The arithmetic progression has first term
\(3\sin2x\)
and common difference
\(2\sin2x.\)
Using
\(S_n=\frac n2\{2a+(n-1)d\}\),
we get
\(S_n=\frac n2\{2(3\sin2x)+(n-1)(2\sin2x)\}.\)
So
\(S_n=\frac n2\{6\sin2x+2(n-1)\sin2x\}.\)
This simplifies to
\(S_n=\frac n2(2n+4)\sin2x=n(n+2)\sin2x.\)
Therefore \(a=2\) in the required form.
When \(x=\frac{2\pi}{3}\),
\(\sin2x=\sin\frac{4\pi}{3}=-\frac{\sqrt3}{2}.\)
The sum of the first \(20\) terms is
\(S_{20}=20(20+2)\left(-\frac{\sqrt3}{2}\right).\)
Hence
\(S_{20}=-220\sqrt3.\)
For the geometric progression, the first term is \(\ln(2y)\).
The second term is
\(\ln(4y^2)=\ln((2y)^2)=2\ln(2y).\)
The third term is
\(\ln(16y^4)=\ln((2y)^4)=4\ln(2y).\)
So the common ratio is \(2\).
The \(n\)th term is therefore
\(2^{n-1}\ln(2y).\)
The sum to \(n\) terms is
\(\ln(2y)(1+2+2^2+\cdots+2^{n-1}).\)
Using the geometric sum formula,
\(S_n=\ln(2y)\frac{2^n-1}{2-1}.\)
Therefore
\(S_n=(2^n-1)\ln(2y).\)
For part (c), the first three terms are
\(\left(2w-\frac14\right),\quad\left(2w-\frac14\right)^2,\quad\left(2w-\frac14\right)^3.\)

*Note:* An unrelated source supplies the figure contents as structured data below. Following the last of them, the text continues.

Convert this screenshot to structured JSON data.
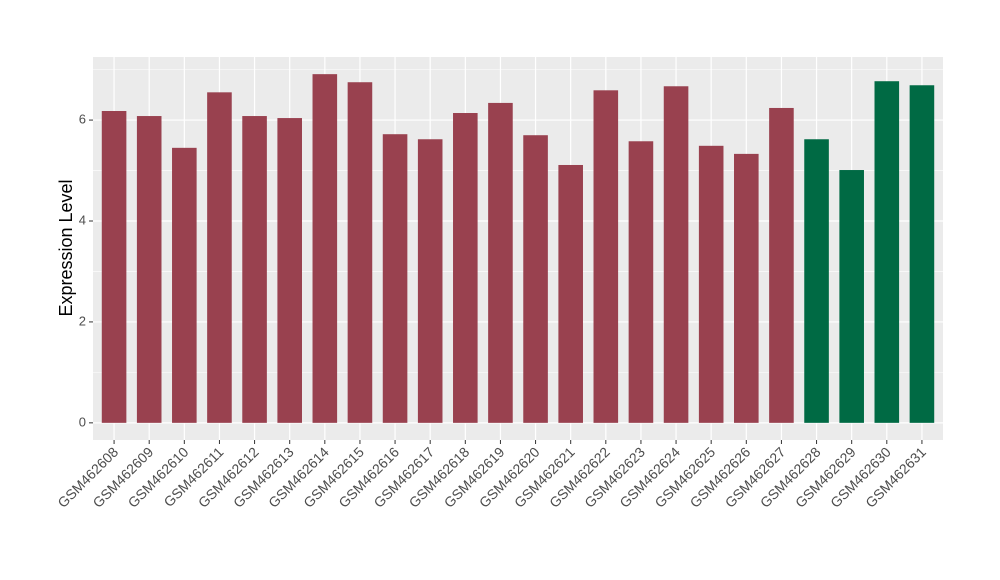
{
  "chart_data": {
    "type": "bar",
    "y_label": "Expression Level",
    "categories": [
      "GSM462608",
      "GSM462609",
      "GSM462610",
      "GSM462611",
      "GSM462612",
      "GSM462613",
      "GSM462614",
      "GSM462615",
      "GSM462616",
      "GSM462617",
      "GSM462618",
      "GSM462619",
      "GSM462620",
      "GSM462621",
      "GSM462622",
      "GSM462623",
      "GSM462624",
      "GSM462625",
      "GSM462626",
      "GSM462627",
      "GSM462628",
      "GSM462629",
      "GSM462630",
      "GSM462631"
    ],
    "values": [
      6.18,
      6.08,
      5.45,
      6.55,
      6.08,
      6.04,
      6.91,
      6.75,
      5.72,
      5.62,
      6.14,
      6.34,
      5.7,
      5.11,
      6.59,
      5.58,
      6.67,
      5.49,
      5.33,
      6.24,
      5.62,
      5.01,
      6.77,
      6.69
    ],
    "colors": [
      "#99414f",
      "#99414f",
      "#99414f",
      "#99414f",
      "#99414f",
      "#99414f",
      "#99414f",
      "#99414f",
      "#99414f",
      "#99414f",
      "#99414f",
      "#99414f",
      "#99414f",
      "#99414f",
      "#99414f",
      "#99414f",
      "#99414f",
      "#99414f",
      "#99414f",
      "#99414f",
      "#006a44",
      "#006a44",
      "#006a44",
      "#006a44"
    ],
    "ylim": [
      -0.34,
      7.25
    ],
    "yticks": [
      0,
      2,
      4,
      6
    ],
    "yminor": [
      1,
      3,
      5,
      7
    ],
    "grid": true
  }
}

This is a geometric progression with common ratio
\(2w-\frac14.\)
A geometric progression has a sum to infinity when the common ratio \(r\) satisfies \(|r|\lt 1\).
So
\(\left|2w-\frac14\right|\lt 1.\)
This means
\(-1\lt 2w-\frac14\lt 1.\)
Add \(\frac14\) throughout:
\(-\frac34\lt 2w\lt \frac54.\)
Divide by \(2\):
\(-\frac38\lt w\lt \frac58.\)
This completes the solution and gives the required result.